I know I cannot fight the nature. But I have something I can fight the gloomy feeling with.
The sheer simplicity of making this soup is not allowing me to go round much about it.
There’s a very straightforward link between these two for me: cold, dark days & warm, comforting food.
And that’s what this recipe basically is about.
It is a classic, of course, and I suppose there have been few version you have already tried and liked.
If you haven’t done so yet though, and all you think you can manage doing tonight is to pop in a few simply prepared ingredients in one pot, wait a very short while, then either snuggle up and not crawl out of your blanket burrow for a day, or keep your feet up and just relax while the rest of the world does whatever they have to do.. then go, grab some pretty leeks & very blue cheese on your way from work this afternoon, and your evening is safe!

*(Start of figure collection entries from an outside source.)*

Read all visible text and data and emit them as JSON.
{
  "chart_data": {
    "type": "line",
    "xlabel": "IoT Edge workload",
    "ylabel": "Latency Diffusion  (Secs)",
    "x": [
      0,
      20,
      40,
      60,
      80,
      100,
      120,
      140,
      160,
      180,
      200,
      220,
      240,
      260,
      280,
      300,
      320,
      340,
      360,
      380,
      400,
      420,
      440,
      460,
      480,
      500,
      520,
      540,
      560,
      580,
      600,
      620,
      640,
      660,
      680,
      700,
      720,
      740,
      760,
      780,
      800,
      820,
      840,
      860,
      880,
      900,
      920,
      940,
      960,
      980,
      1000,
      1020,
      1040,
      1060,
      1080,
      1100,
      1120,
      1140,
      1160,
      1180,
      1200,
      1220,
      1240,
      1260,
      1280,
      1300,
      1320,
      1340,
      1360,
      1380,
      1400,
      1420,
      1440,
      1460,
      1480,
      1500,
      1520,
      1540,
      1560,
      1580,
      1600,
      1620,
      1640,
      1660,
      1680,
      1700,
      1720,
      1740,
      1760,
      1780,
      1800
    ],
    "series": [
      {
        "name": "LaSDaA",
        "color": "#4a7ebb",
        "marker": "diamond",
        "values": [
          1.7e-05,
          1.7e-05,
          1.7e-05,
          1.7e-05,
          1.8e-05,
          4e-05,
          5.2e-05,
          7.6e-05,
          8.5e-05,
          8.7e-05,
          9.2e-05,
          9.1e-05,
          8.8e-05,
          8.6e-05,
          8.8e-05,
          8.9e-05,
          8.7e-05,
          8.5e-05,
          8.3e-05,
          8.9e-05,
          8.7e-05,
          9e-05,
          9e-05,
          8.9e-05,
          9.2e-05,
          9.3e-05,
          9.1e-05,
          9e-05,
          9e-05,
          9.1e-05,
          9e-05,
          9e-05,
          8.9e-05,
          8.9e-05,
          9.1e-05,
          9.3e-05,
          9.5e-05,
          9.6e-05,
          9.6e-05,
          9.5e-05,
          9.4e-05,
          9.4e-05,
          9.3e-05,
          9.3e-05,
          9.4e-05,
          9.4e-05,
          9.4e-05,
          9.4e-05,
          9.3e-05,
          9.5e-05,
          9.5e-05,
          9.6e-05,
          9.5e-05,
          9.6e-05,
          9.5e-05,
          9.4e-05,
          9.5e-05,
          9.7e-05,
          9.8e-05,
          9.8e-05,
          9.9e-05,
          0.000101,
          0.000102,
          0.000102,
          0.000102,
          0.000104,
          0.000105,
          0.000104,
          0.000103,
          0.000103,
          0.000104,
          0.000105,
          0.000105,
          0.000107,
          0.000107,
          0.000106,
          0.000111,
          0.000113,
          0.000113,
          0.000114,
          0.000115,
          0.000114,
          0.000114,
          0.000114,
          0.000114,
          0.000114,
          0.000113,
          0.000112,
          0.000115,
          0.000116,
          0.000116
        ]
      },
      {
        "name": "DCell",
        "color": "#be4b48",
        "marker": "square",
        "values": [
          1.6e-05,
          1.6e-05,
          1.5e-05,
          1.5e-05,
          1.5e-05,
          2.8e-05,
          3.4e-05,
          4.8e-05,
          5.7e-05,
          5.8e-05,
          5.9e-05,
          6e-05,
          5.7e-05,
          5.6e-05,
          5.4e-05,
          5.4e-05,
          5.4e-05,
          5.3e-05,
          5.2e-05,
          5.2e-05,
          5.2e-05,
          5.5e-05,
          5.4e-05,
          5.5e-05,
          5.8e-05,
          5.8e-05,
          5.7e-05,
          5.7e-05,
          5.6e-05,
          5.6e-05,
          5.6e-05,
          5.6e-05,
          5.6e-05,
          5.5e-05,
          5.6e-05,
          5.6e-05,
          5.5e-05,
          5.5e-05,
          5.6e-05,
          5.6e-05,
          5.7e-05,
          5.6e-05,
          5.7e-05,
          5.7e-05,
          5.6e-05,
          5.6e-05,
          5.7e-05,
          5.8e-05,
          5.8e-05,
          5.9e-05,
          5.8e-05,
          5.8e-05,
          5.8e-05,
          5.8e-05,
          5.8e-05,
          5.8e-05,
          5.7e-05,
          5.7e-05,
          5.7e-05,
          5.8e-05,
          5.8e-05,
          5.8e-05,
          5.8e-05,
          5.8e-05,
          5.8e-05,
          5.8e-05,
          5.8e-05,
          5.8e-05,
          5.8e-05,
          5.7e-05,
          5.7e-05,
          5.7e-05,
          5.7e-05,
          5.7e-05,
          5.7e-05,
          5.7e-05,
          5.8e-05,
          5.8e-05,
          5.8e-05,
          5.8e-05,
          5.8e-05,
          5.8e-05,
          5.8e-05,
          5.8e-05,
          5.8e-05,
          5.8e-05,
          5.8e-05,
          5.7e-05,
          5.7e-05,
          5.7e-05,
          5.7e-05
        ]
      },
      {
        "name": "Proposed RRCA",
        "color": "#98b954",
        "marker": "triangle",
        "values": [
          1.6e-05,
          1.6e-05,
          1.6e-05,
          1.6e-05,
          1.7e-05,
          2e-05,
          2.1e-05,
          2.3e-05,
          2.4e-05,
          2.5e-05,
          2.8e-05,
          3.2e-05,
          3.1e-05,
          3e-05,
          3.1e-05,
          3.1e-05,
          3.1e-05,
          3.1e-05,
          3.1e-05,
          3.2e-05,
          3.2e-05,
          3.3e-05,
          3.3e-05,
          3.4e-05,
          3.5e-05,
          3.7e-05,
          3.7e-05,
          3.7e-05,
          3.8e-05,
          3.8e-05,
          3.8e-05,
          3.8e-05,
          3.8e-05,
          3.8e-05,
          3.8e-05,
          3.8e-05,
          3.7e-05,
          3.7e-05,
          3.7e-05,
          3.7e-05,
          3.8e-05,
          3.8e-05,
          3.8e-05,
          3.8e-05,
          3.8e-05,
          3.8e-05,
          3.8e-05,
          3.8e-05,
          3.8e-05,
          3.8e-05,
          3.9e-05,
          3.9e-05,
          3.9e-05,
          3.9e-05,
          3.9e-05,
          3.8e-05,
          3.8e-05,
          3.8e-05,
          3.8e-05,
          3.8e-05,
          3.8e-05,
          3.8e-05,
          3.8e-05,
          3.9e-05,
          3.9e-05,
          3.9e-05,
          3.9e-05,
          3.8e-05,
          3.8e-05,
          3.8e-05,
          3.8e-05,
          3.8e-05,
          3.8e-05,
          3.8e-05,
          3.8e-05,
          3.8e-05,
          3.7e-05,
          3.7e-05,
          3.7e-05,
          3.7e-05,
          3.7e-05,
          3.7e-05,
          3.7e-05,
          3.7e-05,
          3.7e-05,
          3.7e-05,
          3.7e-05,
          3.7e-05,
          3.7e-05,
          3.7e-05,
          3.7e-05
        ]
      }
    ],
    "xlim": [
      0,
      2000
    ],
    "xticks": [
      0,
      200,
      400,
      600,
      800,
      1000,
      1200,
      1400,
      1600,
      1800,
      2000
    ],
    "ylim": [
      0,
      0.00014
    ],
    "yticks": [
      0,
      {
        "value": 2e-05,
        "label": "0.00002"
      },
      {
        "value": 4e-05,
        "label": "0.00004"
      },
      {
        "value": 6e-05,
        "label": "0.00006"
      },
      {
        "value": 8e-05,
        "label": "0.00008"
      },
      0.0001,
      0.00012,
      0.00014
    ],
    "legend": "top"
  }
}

You will need to stir and let soften 1 large potato, diced, and 3 medium leeks, thinly sliced – on 3 tbs of oil. Stir not to let them stick to the bottom of the pan. When soft, add 1/2 tsp salt, 1/4 tsp ground black pepper, 500 ml boiling hot water with 2 vegetable stock cubes and 1 tbsp of chicken stock concentrate. When stock cubes are dissolved completely, and the soup bubbles lightly, add 100 g of nice blue cheese, coarsely grated. When it’s matured well, it is rather soft, so watch your fingers!
Turn the heat off, remove from cooker and place your pan on a safe board. Use a hand blender, or food processor to blend all the ingredients on low speed. If you want very light texture, you can also pass the soup through a sieve. I personally don’t do that, but it is an option.
Bring the soup back on fire, and add 50 ml double cream, 100 ml single cream and 100 ml full fat milk. Stir well, bring to the boiling point, but lower the heat quickly and let just gently simmer for a minute.
Season to your taste with salt and pepper as the very last bit – keep in mind the blue cheese can be quite salty, and so can be the stock, so taste the soup before you add any more salt.
Serve with fresh artisan bread, as it is, or toasted and diced to make small croutons. I also like few tiny bits of blue cheese melt in from top of the soup.
That’s it! Hope you like it as much as I do. Wink.